We then have to get the target (could be a run, see below) we would like to modify in the DB. 

**Note**: the selected target (G27-45) hasn't been observed by SNfactory but by an other PI (Willman), so it is quite safe to interactively change some of its values, as loong as we change them back at the end of the example session. 

In [64]:
tg = Target.objects.get(Name='G27-45')
print tg.Name, tg.Kind, tg.Type, tg.PI

G27-45 unkonwn NotSnf Willman


To modify the Kind or Type (or any other values) of this target in the DB, simply change them in your ipython first, and save them in the DB

In [47]:
tg.Kind = 'NewKind'
tg.Type = 'NewType'
tg.save()

Now check that the changes have been correctly saved in the DB

In [48]:
tg = Target.objects.get(Name='G27-45')
print tg.Name, tg.Kind, tg.Type

G27-45 NewKind NewType


And changed them back to their original values (you won't change them back in the real life)

In [49]:
tg.Kind = 'unkonwn'
tg.Type = 'NotSnf'
tg.save()
tg = Target.objects.get(Name='G27-45')
print tg.Name, tg.Kind, tg.Type

G27-45 unkonwn NotSnf


**Note**: You can use `Target.objects.filter(Name__in='SOMEPATTERN')` or `__regex`, `__contains`, `__startswith` to get several targets in case you want to apply the same type of modifications to a serie of targets. See the [DB data access](DataAccess.html#from-the-db) section for examples of more comple queries.

### Change a Run.Kind

Any table can be changed using the same scheme.
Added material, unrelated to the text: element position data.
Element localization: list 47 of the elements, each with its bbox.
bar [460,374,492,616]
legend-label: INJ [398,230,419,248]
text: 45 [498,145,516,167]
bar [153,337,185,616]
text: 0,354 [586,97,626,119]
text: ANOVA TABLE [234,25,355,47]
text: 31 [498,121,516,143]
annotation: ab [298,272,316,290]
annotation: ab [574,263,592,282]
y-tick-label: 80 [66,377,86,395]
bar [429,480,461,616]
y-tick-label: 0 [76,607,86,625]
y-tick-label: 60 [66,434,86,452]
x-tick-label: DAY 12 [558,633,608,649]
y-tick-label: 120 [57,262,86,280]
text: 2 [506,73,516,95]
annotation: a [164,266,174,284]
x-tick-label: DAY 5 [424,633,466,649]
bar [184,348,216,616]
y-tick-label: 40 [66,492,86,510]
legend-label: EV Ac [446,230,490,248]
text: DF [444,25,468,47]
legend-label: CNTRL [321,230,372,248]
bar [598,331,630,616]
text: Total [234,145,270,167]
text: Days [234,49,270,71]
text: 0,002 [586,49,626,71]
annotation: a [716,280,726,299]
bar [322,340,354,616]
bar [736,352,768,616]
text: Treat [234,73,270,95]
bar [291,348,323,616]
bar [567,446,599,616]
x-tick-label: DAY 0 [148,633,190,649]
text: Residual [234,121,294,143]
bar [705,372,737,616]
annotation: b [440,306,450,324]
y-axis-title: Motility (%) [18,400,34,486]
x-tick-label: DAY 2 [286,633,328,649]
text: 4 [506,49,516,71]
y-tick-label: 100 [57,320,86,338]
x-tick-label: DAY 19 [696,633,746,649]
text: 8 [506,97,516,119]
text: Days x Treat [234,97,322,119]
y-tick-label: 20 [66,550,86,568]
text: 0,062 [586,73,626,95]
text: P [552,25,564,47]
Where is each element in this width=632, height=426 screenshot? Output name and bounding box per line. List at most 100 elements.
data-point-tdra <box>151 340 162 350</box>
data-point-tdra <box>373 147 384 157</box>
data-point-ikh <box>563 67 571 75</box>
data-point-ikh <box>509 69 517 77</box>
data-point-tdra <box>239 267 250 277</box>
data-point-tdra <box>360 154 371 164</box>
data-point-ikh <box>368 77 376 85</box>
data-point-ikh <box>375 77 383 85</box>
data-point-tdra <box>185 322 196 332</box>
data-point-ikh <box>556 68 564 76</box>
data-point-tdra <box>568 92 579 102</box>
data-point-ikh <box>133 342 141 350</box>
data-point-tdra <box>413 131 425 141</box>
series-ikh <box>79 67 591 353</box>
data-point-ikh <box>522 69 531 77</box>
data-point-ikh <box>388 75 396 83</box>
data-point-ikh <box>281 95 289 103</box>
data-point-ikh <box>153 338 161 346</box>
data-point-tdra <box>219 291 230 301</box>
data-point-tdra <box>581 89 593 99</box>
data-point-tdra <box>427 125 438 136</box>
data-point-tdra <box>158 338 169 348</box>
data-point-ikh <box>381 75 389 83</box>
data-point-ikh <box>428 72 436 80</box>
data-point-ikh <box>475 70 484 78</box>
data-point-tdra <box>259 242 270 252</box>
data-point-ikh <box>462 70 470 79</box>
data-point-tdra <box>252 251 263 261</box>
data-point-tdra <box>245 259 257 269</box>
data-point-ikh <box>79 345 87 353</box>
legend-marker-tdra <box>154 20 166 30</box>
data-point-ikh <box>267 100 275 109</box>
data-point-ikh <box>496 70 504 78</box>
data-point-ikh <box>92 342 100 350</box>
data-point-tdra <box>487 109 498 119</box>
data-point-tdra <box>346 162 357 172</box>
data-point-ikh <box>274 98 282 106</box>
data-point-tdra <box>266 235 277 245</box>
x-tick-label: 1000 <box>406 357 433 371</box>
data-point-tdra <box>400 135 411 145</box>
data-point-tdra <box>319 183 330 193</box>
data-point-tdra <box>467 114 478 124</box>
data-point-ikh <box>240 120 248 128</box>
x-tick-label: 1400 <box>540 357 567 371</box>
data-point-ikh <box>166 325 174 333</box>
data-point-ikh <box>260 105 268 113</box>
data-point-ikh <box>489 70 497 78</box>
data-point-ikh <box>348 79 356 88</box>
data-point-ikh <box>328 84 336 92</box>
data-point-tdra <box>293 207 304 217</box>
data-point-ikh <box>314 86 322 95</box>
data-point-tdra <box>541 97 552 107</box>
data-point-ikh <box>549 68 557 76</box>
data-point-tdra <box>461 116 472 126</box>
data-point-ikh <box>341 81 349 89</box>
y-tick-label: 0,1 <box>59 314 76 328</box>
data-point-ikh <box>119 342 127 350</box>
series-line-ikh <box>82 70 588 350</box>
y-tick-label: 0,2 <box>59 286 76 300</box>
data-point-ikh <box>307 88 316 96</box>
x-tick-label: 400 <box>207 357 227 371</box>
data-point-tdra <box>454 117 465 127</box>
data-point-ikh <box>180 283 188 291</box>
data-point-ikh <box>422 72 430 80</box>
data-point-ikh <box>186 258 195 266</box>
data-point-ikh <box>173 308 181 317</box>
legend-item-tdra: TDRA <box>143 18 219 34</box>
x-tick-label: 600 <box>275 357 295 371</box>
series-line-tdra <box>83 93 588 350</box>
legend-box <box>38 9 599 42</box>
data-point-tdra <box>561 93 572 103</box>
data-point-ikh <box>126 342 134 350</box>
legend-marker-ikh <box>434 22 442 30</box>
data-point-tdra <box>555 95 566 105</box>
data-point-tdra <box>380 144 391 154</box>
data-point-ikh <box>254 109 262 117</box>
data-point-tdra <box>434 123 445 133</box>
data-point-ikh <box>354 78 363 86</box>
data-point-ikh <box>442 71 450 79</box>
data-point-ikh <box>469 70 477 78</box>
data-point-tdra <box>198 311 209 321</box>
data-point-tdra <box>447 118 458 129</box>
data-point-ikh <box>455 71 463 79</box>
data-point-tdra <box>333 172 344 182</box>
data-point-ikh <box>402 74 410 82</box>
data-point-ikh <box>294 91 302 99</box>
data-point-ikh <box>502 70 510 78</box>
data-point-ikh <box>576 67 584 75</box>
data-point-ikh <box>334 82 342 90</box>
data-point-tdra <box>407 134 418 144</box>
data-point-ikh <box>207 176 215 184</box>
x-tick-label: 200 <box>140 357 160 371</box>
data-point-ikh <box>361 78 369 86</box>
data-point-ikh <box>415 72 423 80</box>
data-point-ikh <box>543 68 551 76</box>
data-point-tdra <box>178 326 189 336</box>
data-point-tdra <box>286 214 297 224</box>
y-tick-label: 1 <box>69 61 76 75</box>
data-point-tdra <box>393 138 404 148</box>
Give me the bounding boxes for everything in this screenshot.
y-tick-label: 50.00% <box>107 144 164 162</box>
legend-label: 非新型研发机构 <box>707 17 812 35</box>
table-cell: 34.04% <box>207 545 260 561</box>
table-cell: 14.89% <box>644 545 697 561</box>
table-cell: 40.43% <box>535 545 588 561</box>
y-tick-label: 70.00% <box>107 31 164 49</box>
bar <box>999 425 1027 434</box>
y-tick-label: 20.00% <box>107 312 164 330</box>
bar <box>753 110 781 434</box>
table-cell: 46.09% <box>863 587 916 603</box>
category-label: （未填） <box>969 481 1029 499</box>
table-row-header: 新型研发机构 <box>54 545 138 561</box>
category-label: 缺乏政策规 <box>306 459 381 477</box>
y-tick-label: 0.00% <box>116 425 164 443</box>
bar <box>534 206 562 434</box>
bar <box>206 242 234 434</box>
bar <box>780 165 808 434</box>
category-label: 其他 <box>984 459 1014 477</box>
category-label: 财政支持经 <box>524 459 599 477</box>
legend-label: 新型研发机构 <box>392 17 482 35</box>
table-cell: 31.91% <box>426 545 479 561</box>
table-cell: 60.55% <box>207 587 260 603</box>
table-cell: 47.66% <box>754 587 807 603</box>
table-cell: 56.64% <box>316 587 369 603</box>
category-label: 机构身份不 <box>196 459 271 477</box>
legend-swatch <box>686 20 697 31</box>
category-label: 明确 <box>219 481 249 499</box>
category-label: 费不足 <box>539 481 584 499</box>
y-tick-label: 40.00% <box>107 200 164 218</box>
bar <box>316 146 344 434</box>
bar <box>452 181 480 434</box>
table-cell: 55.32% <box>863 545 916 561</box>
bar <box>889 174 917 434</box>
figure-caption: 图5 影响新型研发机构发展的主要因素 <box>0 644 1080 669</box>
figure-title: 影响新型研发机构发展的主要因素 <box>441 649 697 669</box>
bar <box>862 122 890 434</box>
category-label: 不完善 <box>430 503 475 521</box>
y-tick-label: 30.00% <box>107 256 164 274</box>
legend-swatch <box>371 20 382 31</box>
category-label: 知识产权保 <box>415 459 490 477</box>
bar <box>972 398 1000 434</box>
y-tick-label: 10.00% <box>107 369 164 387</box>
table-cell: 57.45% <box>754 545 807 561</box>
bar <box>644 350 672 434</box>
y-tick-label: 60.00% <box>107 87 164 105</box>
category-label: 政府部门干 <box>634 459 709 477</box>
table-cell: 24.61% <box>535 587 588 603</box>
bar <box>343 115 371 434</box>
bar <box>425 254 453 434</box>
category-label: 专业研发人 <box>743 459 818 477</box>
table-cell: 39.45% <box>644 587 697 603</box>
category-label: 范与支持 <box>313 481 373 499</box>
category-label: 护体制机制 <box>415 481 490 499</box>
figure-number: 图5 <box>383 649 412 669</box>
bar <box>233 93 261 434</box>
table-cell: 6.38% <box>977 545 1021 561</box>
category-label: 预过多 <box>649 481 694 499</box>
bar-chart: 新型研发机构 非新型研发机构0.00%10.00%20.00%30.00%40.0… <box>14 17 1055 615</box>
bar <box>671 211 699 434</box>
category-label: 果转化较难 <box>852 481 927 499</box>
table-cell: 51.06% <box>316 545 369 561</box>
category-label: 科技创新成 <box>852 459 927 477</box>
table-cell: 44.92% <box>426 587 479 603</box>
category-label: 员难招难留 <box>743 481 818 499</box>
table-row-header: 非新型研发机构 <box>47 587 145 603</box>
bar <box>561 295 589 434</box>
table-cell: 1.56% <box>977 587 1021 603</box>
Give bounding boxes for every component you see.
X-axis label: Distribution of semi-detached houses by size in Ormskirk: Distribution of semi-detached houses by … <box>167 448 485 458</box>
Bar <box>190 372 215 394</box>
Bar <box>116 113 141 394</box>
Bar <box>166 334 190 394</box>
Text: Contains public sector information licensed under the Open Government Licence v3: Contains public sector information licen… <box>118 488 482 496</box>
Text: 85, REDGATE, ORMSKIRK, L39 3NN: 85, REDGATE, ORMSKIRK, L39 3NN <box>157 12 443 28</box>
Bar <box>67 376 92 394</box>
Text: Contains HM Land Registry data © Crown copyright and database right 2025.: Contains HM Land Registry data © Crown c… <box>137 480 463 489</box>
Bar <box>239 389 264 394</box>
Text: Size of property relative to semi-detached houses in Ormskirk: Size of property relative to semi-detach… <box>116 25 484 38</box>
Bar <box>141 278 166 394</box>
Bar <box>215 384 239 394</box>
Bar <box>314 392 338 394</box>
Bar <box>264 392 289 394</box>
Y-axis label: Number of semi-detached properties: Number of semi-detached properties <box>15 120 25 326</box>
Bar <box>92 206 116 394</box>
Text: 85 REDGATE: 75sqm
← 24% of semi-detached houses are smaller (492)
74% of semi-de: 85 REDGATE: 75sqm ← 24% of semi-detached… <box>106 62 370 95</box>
For example, you can apply the same method and change the Run.Kind for all runs of the above target by looping on the runs (but we will only change one of them in this example)

In [56]:
for r in tg.Runs_FK.all():
    print r.IdRun, r.Kind, r.Type

8255097 unkonwn PHOTO
8255098 unkonwn PHOTO
8255064 unkonwn ACQUISITION
8255065 unkonwn PHOTO
8255066 unkonwn PHOTO
8255067 unkonwn PHOTO
8255068 unkonwn PHOTO
8255069 unkonwn PHOTO
8255092 unkonwn ACQUISITION
8255093 unkonwn ACQUISITION
8255094 unkonwn PHOTO
8255095 unkonwn PHOTO
8255096 unkonwn PHOTO


To change one of them

In [57]:
r = Run.objects.get(IdRun=8255098)
print r.IdRun, r.TargetId_FK.Name, r.Kind

8255098 G27-45 unkonwn


In [58]:
r.Kind = 'NewRunKind'
print r.Kind
r.save()

NewRunKind


And then make sure it has been saved in the DB

In [59]:
for r in tg.Runs_FK.all():
    print r.IdRun, r.Kind, r.Type

8255097 unkonwn PHOTO
8255098 NewRunKind PHOTO
8255064 unkonwn ACQUISITION
8255065 unkonwn PHOTO
8255066 unkonwn PHOTO
8255067 unkonwn PHOTO
8255068 unkonwn PHOTO
8255069 unkonwn PHOTO
8255092 unkonwn ACQUISITION
8255093 unkonwn ACQUISITION
8255094 unkonwn PHOTO
8255095 unkonwn PHOTO
8255096 unkonwn PHOTO


And of course, change it back to its original value and save it, since we do not really want to change anything in this example

In [60]:
r = Run.objects.get(IdRun=8255098)
print r.IdRun, r.TargetId_FK.Name, r.Kind

8255098 G27-45 NewRunKind


In [61]:
r.Kind = 'unkonwn'
r.save()

And check again before leaving this example

In [62]:
r = Run.objects.get(IdRun=8255098)
print r.IdRun, r.TargetId_FK.Name, r.Kind

8255098 G27-45 unkonwn


You can of course do that while looping on the list of runs for a given target (`tg.Run_FK.all()`), but be carful to always check what you have changed locally before saving anything in the DB, i.e., before applying the `.save()`.